Radical Sisters: Shirley Temple Black, Rose Kushner, Evelyn Lauder, and the Dawn of the Breast Cancer Movement
Judith L. Pearson. Mayo Clinic, $27.99 (264p) ISBN 979-8-88770-237-7
In this powerful history, biographer Pearson (Crusade to Heal America) spotlights three women who spearheaded the breast cancer awareness movement: actor and diplomat Shirley Temple Black, journalist Rose Kushner, and businesswoman and philanthropist Evelyn Lauder. Though the three never met, Pearson explains, each worked tirelessly to advocate for early detection programs and increased research into treatments between the 1970s and ’90s. In addition to facing their own breast cancer diagnoses, the three battled public opinion (even the mention of breasts was taboo) and a paternalistic medical establishment.
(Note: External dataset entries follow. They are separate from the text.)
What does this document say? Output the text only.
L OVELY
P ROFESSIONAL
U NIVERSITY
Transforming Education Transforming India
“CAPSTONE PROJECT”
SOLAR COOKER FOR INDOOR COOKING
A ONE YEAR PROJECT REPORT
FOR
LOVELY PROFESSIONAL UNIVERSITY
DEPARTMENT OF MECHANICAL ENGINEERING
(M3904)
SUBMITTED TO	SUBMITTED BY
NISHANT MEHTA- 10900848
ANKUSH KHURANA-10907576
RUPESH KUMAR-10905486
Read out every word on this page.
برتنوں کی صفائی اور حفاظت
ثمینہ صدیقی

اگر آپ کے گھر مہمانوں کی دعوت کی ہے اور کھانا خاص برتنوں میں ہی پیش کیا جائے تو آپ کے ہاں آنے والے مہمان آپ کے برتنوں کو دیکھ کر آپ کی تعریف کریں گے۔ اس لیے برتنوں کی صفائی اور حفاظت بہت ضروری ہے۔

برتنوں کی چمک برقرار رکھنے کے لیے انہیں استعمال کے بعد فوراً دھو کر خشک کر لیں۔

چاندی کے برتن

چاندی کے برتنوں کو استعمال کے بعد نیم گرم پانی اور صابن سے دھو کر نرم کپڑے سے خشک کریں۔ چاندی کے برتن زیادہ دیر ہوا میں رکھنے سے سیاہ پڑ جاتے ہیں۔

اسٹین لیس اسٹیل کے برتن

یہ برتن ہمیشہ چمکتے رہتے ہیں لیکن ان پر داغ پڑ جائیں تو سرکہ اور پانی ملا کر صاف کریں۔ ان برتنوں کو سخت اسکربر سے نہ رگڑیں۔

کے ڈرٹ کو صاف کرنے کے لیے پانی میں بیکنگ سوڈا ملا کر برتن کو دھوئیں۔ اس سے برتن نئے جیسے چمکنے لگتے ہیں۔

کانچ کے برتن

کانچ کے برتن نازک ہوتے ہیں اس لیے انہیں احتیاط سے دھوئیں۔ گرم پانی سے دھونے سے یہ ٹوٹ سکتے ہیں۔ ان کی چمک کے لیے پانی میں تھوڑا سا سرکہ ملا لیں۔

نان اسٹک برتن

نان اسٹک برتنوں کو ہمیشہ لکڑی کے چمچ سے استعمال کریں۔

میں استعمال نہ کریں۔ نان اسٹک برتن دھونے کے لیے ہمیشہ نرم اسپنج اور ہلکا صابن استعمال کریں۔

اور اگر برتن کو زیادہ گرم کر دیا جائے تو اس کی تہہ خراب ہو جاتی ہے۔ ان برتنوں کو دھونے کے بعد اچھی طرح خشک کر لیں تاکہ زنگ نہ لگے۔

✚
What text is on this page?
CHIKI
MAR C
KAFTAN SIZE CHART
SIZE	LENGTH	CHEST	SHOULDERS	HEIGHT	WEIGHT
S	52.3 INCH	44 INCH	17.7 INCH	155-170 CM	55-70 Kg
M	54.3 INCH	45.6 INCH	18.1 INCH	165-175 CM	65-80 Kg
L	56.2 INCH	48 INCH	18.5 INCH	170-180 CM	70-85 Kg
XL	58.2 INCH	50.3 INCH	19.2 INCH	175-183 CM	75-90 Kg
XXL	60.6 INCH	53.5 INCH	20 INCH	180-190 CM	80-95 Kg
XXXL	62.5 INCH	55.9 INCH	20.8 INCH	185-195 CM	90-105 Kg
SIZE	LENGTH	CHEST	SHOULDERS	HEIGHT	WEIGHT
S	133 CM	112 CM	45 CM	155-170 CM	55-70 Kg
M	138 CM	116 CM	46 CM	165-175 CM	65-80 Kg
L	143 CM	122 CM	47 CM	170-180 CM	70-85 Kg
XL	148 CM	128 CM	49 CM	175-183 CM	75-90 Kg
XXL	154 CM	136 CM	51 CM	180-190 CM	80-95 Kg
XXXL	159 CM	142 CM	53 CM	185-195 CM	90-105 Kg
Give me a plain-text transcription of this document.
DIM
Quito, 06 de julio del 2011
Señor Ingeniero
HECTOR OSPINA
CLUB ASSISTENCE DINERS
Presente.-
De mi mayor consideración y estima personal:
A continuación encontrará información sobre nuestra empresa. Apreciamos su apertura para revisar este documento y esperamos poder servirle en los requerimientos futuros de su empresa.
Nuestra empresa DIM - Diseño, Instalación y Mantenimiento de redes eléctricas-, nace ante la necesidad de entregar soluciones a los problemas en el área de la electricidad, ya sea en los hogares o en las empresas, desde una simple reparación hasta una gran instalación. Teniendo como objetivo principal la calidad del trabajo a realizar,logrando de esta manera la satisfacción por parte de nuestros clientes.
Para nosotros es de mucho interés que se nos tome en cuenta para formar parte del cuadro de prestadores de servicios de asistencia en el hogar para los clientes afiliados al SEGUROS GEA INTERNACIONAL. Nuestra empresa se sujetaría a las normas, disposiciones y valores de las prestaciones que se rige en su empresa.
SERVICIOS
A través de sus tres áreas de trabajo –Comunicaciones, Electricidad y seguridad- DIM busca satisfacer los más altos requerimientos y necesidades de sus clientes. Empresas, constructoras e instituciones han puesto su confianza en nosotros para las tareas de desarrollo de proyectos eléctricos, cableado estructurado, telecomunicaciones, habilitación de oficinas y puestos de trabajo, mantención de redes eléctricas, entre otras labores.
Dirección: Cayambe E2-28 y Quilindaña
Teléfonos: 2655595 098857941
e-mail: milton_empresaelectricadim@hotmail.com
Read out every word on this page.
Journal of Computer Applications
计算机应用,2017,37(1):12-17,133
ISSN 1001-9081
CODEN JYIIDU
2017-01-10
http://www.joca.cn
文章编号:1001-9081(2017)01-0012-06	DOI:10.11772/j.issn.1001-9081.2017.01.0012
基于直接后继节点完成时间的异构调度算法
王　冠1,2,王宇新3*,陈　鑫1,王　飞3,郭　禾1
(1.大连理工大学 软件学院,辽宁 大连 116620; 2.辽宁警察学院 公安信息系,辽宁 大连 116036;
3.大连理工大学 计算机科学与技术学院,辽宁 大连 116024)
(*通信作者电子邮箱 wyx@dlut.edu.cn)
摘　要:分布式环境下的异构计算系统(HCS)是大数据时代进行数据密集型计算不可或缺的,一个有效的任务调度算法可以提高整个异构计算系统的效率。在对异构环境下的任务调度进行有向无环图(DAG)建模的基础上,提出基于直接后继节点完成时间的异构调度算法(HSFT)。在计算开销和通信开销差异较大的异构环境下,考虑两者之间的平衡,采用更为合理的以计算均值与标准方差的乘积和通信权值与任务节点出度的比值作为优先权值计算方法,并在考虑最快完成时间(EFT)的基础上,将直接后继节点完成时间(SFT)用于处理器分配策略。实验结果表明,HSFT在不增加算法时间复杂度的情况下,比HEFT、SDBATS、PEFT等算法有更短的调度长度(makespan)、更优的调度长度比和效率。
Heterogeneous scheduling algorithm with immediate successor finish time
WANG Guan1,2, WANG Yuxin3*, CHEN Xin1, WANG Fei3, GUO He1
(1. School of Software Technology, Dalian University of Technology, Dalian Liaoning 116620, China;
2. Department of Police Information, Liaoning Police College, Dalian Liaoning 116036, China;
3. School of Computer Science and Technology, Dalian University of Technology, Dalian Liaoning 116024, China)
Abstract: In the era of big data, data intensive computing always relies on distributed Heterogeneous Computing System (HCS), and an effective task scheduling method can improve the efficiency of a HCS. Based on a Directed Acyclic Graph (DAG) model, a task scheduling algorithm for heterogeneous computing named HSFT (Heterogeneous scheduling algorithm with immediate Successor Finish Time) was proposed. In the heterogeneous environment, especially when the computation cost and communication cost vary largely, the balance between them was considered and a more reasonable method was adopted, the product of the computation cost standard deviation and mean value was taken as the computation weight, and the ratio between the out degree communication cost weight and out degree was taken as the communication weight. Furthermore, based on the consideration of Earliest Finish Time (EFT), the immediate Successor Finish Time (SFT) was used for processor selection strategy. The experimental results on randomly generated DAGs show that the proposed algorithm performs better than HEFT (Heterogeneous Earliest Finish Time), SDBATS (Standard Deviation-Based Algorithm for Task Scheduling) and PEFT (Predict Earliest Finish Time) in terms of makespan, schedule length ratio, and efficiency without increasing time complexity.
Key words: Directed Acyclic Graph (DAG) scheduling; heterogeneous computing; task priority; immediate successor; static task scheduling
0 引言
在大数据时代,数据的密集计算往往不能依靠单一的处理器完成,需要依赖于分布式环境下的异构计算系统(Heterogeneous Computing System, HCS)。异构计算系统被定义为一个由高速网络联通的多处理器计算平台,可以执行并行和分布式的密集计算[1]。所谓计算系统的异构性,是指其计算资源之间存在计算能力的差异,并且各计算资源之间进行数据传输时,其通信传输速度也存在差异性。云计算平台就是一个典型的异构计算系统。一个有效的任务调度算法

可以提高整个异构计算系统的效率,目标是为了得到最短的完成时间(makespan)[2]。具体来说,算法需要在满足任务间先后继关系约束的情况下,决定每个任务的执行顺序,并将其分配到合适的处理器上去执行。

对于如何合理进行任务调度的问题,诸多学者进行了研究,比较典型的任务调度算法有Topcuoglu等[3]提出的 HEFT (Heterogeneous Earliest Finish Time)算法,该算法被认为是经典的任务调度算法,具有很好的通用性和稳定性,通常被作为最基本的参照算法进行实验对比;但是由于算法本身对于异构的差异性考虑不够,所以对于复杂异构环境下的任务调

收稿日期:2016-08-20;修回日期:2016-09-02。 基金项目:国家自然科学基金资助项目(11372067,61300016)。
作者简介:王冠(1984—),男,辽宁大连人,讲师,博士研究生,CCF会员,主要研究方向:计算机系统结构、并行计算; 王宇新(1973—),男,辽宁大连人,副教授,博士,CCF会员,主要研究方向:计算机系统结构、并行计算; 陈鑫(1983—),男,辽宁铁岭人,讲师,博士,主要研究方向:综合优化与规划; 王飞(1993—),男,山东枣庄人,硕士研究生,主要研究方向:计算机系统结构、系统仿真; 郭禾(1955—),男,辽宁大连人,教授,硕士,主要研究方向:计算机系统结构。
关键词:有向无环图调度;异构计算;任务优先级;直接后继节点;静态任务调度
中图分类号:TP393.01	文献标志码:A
Pearson describes how their awareness campaigns, like the 1972 press conference Black held in her hospital room days after receiving a mastectomy, normalized conversations about breast cancer, and how their philanthropic efforts, including Lauder’s founding of the Breast Cancer Research Foundation, brought hundreds of millions of dollars to medical research. Pearson details several moving moments, as when the Washington Post in 1974 decided to run Kushner’s groundbreaking article on a woman’s right to choose her breast cancer treatment. At times, the chronology is hard to follow as Pearson weaves the women’s stories together across decades. Still, it’s an inspiring account of the women who changed how breast cancer is understood and treated. (Sept.)